Ilustrasi pencabulan (shutterstock.com)



Kasus oknum takmir cabul yang menyetubuhi gadis di bawah umur yang terjadi di kawasan Betek, Kelurahan Penanggungan, Klojen, Kota Malang, masih terus dalam penanganan pihak kepolisian.

Pelaku yang merupakan seorang takmir, nantinya bakal terancam hukuman kurang lebih 15 tahun penjara.

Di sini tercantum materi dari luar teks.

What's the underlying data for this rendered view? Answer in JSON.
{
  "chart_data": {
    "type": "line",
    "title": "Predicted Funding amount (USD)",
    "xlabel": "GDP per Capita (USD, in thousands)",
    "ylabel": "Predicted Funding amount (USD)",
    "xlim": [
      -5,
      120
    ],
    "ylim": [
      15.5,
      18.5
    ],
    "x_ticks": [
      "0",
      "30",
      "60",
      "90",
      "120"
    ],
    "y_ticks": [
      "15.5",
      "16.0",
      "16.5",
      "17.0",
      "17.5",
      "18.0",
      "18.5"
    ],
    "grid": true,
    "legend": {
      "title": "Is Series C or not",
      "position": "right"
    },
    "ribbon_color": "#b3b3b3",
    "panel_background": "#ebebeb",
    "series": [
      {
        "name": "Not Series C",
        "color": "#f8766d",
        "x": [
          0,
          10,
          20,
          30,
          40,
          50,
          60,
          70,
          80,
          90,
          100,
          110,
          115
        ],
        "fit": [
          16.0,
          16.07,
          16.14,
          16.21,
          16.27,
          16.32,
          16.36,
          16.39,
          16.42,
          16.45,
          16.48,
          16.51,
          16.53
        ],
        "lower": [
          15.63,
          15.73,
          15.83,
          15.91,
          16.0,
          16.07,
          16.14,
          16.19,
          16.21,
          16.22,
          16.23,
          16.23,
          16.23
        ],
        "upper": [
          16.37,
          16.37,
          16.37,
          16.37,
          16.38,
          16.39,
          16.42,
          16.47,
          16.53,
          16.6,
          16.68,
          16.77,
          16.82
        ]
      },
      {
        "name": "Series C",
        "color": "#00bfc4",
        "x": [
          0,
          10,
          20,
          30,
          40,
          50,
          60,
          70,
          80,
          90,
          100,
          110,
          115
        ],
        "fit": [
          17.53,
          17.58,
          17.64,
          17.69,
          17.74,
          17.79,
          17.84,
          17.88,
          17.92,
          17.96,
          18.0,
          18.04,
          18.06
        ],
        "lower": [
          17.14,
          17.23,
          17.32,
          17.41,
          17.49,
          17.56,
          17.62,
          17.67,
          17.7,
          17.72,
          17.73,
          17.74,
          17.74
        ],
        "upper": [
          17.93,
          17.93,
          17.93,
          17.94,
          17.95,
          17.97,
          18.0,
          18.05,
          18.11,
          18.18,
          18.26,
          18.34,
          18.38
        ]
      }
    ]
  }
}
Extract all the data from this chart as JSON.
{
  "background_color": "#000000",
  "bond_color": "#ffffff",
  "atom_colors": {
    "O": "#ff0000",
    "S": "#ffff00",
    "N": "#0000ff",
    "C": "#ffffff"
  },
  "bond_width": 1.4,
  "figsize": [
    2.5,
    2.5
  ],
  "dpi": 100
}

Hal tersebut dibenarkan oleh Kapolres Malang Kota, AKBP Dony Alexander SIK, MH.

Hal itu sesuai dengan Pasal 82 Undang-Undang Nomor 35 Tahun 2014 tentang Perlindungan Anak dimana di situ dengan jelas disebutkan acaman hukuman penjara minimal 5 tahun dan maksimal 15 tahun penjara.

Selain menjadi seorang takmir, pelaku Munif yang juga diketahui merupakan guru ngaji tersebut, bakal terancam hukuman tambahan, karena tergolong sebagai seorang tenaga pendidik.

Kemudian berdasarkan klausul pasal 81 Ayat 3 UU Nomor 35 Tahun 2014, apabila pencabulan dilakukan oleh orang tua, wali, pengasuh anak, pendidik, atau tenaga kependidikan, maka hukumannya ditambah selama 1/3 dari ancaman.

"Siapapun pelaku di mata hukum tetap sama, akan tetap mendapat hukuman sesuai aturan," ungkap Kapolres Malang Kota beberapa menit lalu (16/9/2019).

Sebelumnya, M (55), Takmir masjid di kawasan Kampung Betek, Kelurahan Penanggungan, Kecamatan Kedungkandang, Kota Malang, ketahuan telah menyetubuhi Melati, gadis berusia 16 tahun.

Pelaku juga mengaku, baru tiga kali telah melakukan persetubuhan dengan Melati (16), yang juga warga Kampung Betek, Kelurahan Penanggungan, Kecamatan Kedungkandang, Kota Malang.

Dari hasil keterangan sementara, kejadian tersebut bermula dari korban yang informasinya sering curhat kepada pelaku M. Dari situ, kemudian dimanfaatkan oleh pelaku untuk melakukan perbuatan tak senonoh tersebut dengan Melati.